Hi all the code is as follows:
File file2 = new File("D://deploy//body.txt");
byte[] bytes = loadFile(file2);
System.out.println(bytes.length);
StringBuffer buffer = new StringBuffer();
InputStream inputStream = new ByteArrayInputStream(bytes);
InputStreamReader reader = new InputStreamReader(inputStream,"CP1252");
Reader in = new BufferedReader(reader);
int ch;
while ((ch = in.read()) > -1) {
buffer.append((char)ch);
}
in.close();
System.out.println(buffer.toString().getBytes().length);
The final result is 1576 and 2439 for the length of the byte arrays. What is a proper way of converting a CP1252 byte array to a string and retain the proper size? Thanks
I noticed your phrase – “proper string”, and would like to point out that there is no such thing as a proper or improper string in your case. It’s the encoding that is either proper or improper.
You’re reading the byte sequence of cp1252 bytes, and appending the individual characters into a buffer.
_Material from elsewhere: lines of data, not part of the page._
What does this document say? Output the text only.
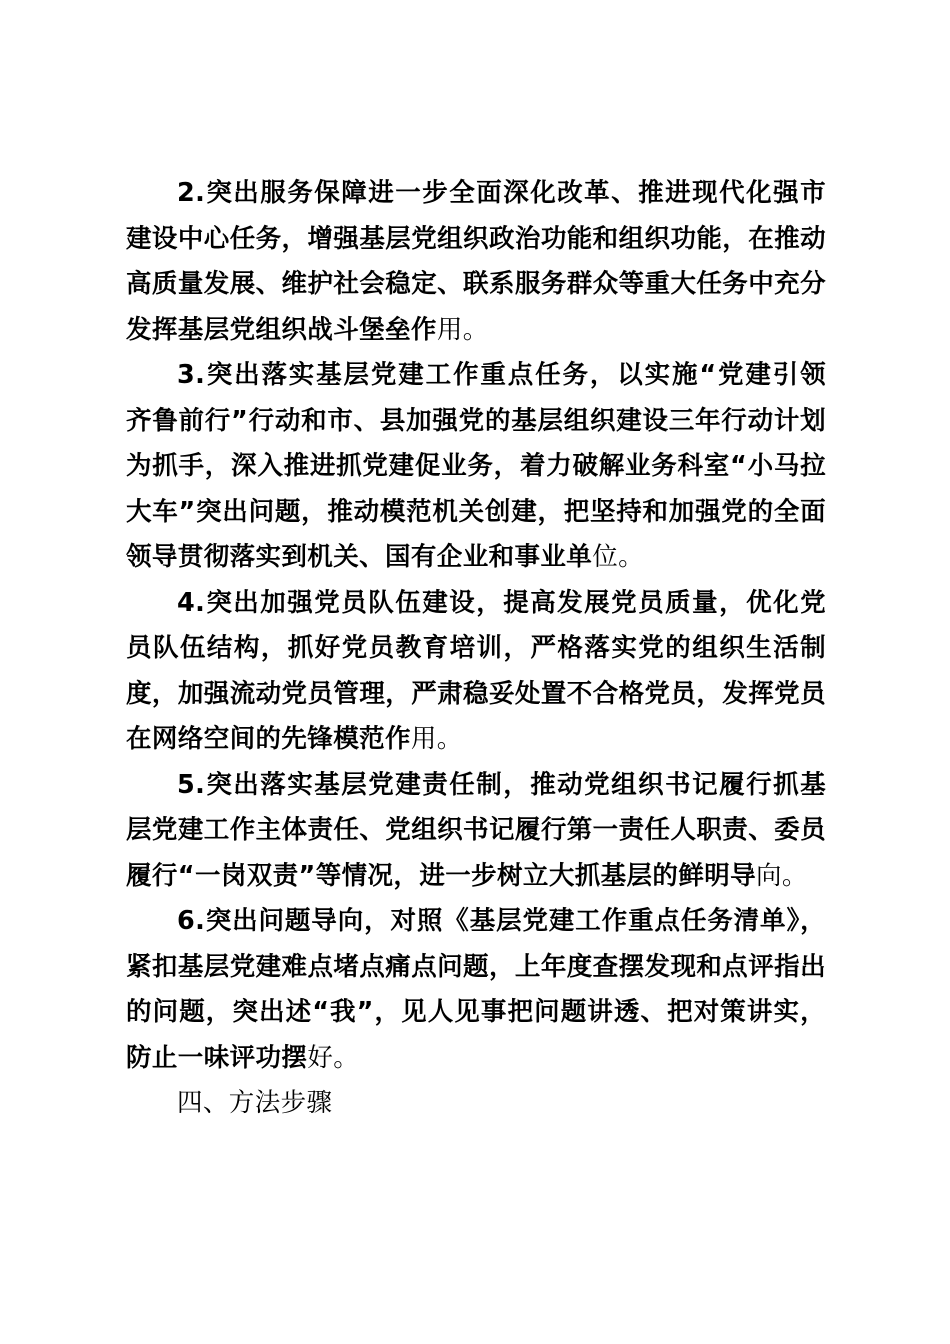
2.突出服务保障进一步全面深化改革、推进现代化强市建设中心任务，增强基层党组织政治功能和组织功能，在推动高质量发展、维护社会稳定、联系服务群众等重大任务中充分发挥基层党组织战斗堡垒作用。

3.突出落实基层党建工作重点任务，以实施“党建引领 齐鲁前行”行动和市、县加强党的基层组织建设三年行动计划为抓手，深入推进抓党建促业务，着力破解业务科室“小马拉大车”突出问题，推动模范机关创建，把坚持和加强党的全面领导贯彻落实到机关、国有企业和事业单位。

4.突出加强党员队伍建设，提高发展党员质量，优化党员队伍结构，抓好党员教育培训，严格落实党的组织生活制度，加强流动党员管理，严肃稳妥处置不合格党员，发挥党员在网络空间的先锋模范作用。

5.突出落实基层党建责任制，推动党组织书记履行抓基层党建工作主体责任、党组织书记履行第一责任人职责、委员履行“一岗双责”等情况，进一步树立大抓基层的鲜明导向。

6.突出问题导向，对照《基层党建工作重点任务清单》，紧扣基层党建难点堵点痛点问题，上年度查摆发现和点评指出的问题，突出述“我”，见人见事把问题讲透、把对策讲实，防止一味评功摆好。

四、方法步骤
If the original file is in cp1252, there are no problems with this process. Under the hood, the InputStreamReader employs a CharsetDecoder that is capable of decoding the underlying charset of the stream, into a sequence of sixteen-bit Unicode characters (UTF-16). This is done, because you are reading characters from the byte stream.
As pointed out by bmargulies, when you execute
buffer.toString().getBytes()you are transforming these sequences of UTF-16 characters into a byte sequence that has the same encoding as the platform. Since this is not cp1252, the lengths of the original byte array and the transformed one are not comparable. Specifying the charset to thegetBytes()method causes a StringEncoder (this is an internal class with the Oracle/Sun JVM; other implementations might use a different class) to be used, to transform the UTF-16 character sequence to the sequence of bytes in the desired encoding (cp1252).